Cumhuriyet’in 100. yılında sağlık: Başlangıçtan bugüne yolculuk

Cumhuriyet’in 100. yılında Türkiye’deki sağlık sisteminin geçmişi, bugünü ve geleceği incelenirken birçok parametrenin dikkate alınması gerekmektedir. Türkiye’de sağlık hizmetlerinin gelişimi ve değişimi, sağlık politikaları, genel sistem bağlamı ve teknik parametreler göz önünde bulundurularak değerlendirilmelidir. Cumhuriyet’in ilk yıllarında, savaş koşulları ve ağır sorunlar ile karşı karşıya kalan Sağlık Bakanlığı, önemli adımlar atmış olsa da ulaşılması gereken nokta henüz uzaklardaydı.

1920’lerde ülkede 554 hekim bulunurken, sağlık personelinin ve hastanelerin sayısı oldukça düşüktü. Cumhuriyet döneminde sağlık alanında büyük bir seferberlik yaşandı ve temel sağlık hizmetlerinin örgütlenmesi ve bulaşıcı hastalıklarla mücadele önceliklendirildi. Dr.
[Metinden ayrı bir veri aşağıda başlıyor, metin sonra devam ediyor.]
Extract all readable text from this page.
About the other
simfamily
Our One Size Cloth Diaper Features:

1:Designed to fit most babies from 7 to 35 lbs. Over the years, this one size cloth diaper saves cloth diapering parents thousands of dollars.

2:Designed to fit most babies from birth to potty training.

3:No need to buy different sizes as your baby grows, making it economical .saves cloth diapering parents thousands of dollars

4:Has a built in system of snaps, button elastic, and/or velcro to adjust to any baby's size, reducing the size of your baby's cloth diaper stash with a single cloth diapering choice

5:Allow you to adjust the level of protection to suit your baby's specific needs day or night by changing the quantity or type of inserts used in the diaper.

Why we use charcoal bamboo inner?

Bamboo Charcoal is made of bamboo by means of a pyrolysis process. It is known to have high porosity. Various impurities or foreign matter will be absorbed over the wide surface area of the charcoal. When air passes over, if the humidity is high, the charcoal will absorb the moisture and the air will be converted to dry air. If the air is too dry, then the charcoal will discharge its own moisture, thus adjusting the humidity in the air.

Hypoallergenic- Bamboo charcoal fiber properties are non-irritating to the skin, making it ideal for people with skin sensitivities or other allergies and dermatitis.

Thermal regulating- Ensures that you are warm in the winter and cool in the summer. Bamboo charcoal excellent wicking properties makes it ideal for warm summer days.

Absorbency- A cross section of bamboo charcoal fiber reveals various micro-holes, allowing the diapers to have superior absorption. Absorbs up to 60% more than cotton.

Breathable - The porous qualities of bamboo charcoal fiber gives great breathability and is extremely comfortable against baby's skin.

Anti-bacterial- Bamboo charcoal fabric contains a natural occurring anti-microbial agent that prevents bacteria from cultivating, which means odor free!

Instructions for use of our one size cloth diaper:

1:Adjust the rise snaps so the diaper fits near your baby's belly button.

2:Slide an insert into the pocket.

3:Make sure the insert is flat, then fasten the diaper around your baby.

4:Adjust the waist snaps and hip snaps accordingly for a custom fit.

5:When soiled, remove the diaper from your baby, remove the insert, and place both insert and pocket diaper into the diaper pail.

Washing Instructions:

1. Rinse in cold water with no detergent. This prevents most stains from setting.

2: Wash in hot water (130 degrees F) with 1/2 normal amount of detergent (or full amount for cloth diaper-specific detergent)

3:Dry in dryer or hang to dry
Refik Saydam’ın liderliğinde sağlık politikaları şekillendirildi ve bulaşıcı hastalıklara karşı özel önlemler alındı.

Kırklı ve yetmişli yıllarda sağlık alanında önemli gelişmeler yaşandı. İşçi Sigortaları Kurumu kuruldu, bulaşıcı hastalıklarla mücadelede başarılar elde edildi ve sağlık merkezleri yaygınlaştırıldı. Ancak, yetmişlerde başlayan yeni liberal politikalar, sağlık sistemlerinde değişime yol açtı ve özellikle Seksenli yıllarda sağlık alanı daha fazla piyasalaştı.

Sosyalizasyon döneminden yeni liberal politikalara geçiş, sağlık sisteminde büyük değişimlere neden oldu. Kamu hastaneleri özerkleştirildi, genel sağlık sigortası sistemi kuruldu ve özel sektör teşvik edildi. Geleneksel sağlık uygulamaları terk edilerek performansa dayalı ek ödeme sistemine geçildi ve sağlık personelinin çalışma koşulları değişti.

Bugün, sağlık sisteminde eşitsizlikler artarken, çevre sorunları ve küresel tehditler de büyümektedir. Sağlık hizmetlerinin piyasalaştırılması, sağlık personelinin emek gücünün esnekleşmesine yol açmış ve kamuda çalışma biçimleri değişmiştir. Bu noktada, bütüncül ve kamucu bir sağlık sistemi oluşturulması gerekmektedir. Sağlık hizmetleri sadece tedaviye dayalı olmamalı, barış, barınma, eğitim, beslenme gibi temel faktörler de dikkate alınmalıdır. Güncel politikaların gözden geçirilerek, sağlık alanında toplumsal refahı ve eşitliği hedefleyen adımlar atılmalıdır.